The resident will complete one four-week training/onboarding period, 12 four-week rotations and longitudinal experiences in ambulatory care clinics. Some rotations may be extended to five weeks.
Required rotations (5) | Elective rotations (7) | |
* Internal medicine * Oncology * Transplant * Drug policy * Precepting |
* Academia * Advanced heart failure * Bone marrow transplant * Cardiology * Cardiothoracic surgery * Clinical practice management * Emergency medicine * Geriatrics * Hematology * Home infusion * Hospice/Palliative care * Infectious diseases * Informatics * Infusion Center * Medical/Surgical/Burn ICU |
* Medication safety * Medication systems and operations * Neurology * Neurosurgery * Nuclear medicine * Operating room * Overnights * Pediatrics (PICU, NICU, Oncology, General) * Pharmacy benefit management * Pharmaceutical Research Center * Psychiatry * Specialty pharmacy * Supply chain * Surgery (General, Specialty, Trauma) |
Ambulatory care
Residents participate in a full-day ambulatory care clinic every other week. Residents have the opportunity for two clinic experiences, each for half of the residency year. Clinics include:
- Anticoagulation
- Adult pulmonology
- Geriatrics
- HIV Clinic/Infectious diseases
- Neurology
- Oncology
- Lung transplant
- Abdominal transplant
- Pediatric pulmonary
- Primary care
- Hepatology
- Inflammatory bowel diseases
- Specialty pharmacy
Clinical staffing
Pharmacy services are provided by teams of pharmacists within an integrated practice model. These teams of pharmacists are de-centrally based and provide care as part of the inter-professional team through patient care rounds, clinical monitoring, medication order review, admission histories, first-dose teaching, discharge teaching and care coordination, code and stroke response teams, drug information provision and medication use stewardship.

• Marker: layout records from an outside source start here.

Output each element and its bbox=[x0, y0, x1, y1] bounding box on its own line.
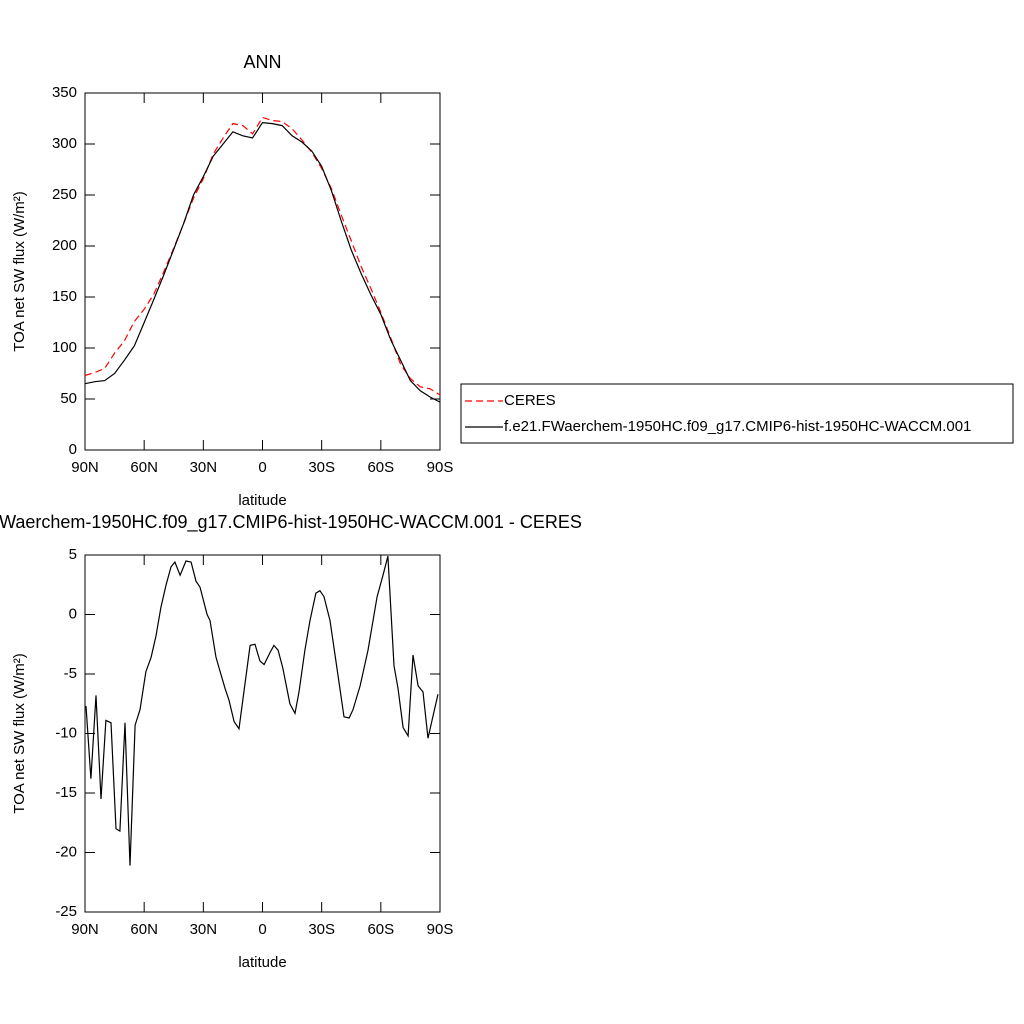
chart-title: ANN bbox=[243, 52, 281, 72]
plot-frame bbox=[84, 554, 441, 913]
x-tick-label: 30N bbox=[190, 459, 218, 476]
x-tick-label: 90N bbox=[71, 921, 99, 938]
y-tick-label: -20 bbox=[55, 843, 77, 860]
y-tick-label: 250 bbox=[52, 186, 77, 203]
y-tick-label: 5 bbox=[69, 546, 77, 563]
legend-box bbox=[460, 383, 1014, 444]
y-axis-label: TOA net SW flux (W/m²) bbox=[11, 191, 28, 352]
y-tick-label: 0 bbox=[69, 441, 77, 458]
y-tick-label: 0 bbox=[69, 605, 77, 622]
x-tick-label: 90S bbox=[427, 459, 454, 476]
x-axis-label: latitude bbox=[238, 954, 286, 971]
y-axis-label: TOA net SW flux (W/m²) bbox=[11, 653, 28, 814]
x-tick-label: 60N bbox=[130, 921, 158, 938]
y-tick-label: 350 bbox=[52, 84, 77, 101]
y-tick-label: -5 bbox=[64, 665, 77, 682]
y-tick-label: 150 bbox=[52, 288, 77, 305]
x-tick-label: 30S bbox=[308, 459, 335, 476]
data-line bbox=[85, 556, 439, 866]
data-line bbox=[84, 121, 441, 403]
y-tick-label: 200 bbox=[52, 237, 77, 254]
legend-label: f.e21.FWaerchem-1950HC.f09_g17.CMIP6-his… bbox=[504, 418, 971, 435]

Residents staff in the same roles as their preceptors on two different teams over the course of the residency year, developing confidence and competence for PGY2 training or employment following residency. This is supported by a preceptor on weekends dedicated to resident feedback and available for consultation.
These independent staffing experiences are completed every other weekend (8-hour shifts) in addition to one or two weekday evenings (4-hour shifts), for an average of 12 hours per week. Time to complete training in these staffing areas are pre-built into residents’ schedules.
Required/staffing rotations (2):
- Medicine
- Neurology
- Surgery
- Cardiology
- Pediatrics
Duty hours
The residency program follows duty hour definitions and recommendations from the American Society of Health-System Pharmacists. Duty hours are defined as all clinical and academic activities related to the program; i.e., patient care (both inpatient and outpatient), administrative duties relative to patient care, the provision for transfer of patient care, time spent in-house during call activities and scheduled activities such as conferences. Duty hours do not include reading and preparation time spent away from the duty site.
- Duty hours must be limited to 80 hours per week, averaged over a four-week period, inclusive of all in-house call activities.
- Residents must be provided with one day in seven free from all educational and clinical responsibilities, averaged over a four-week period.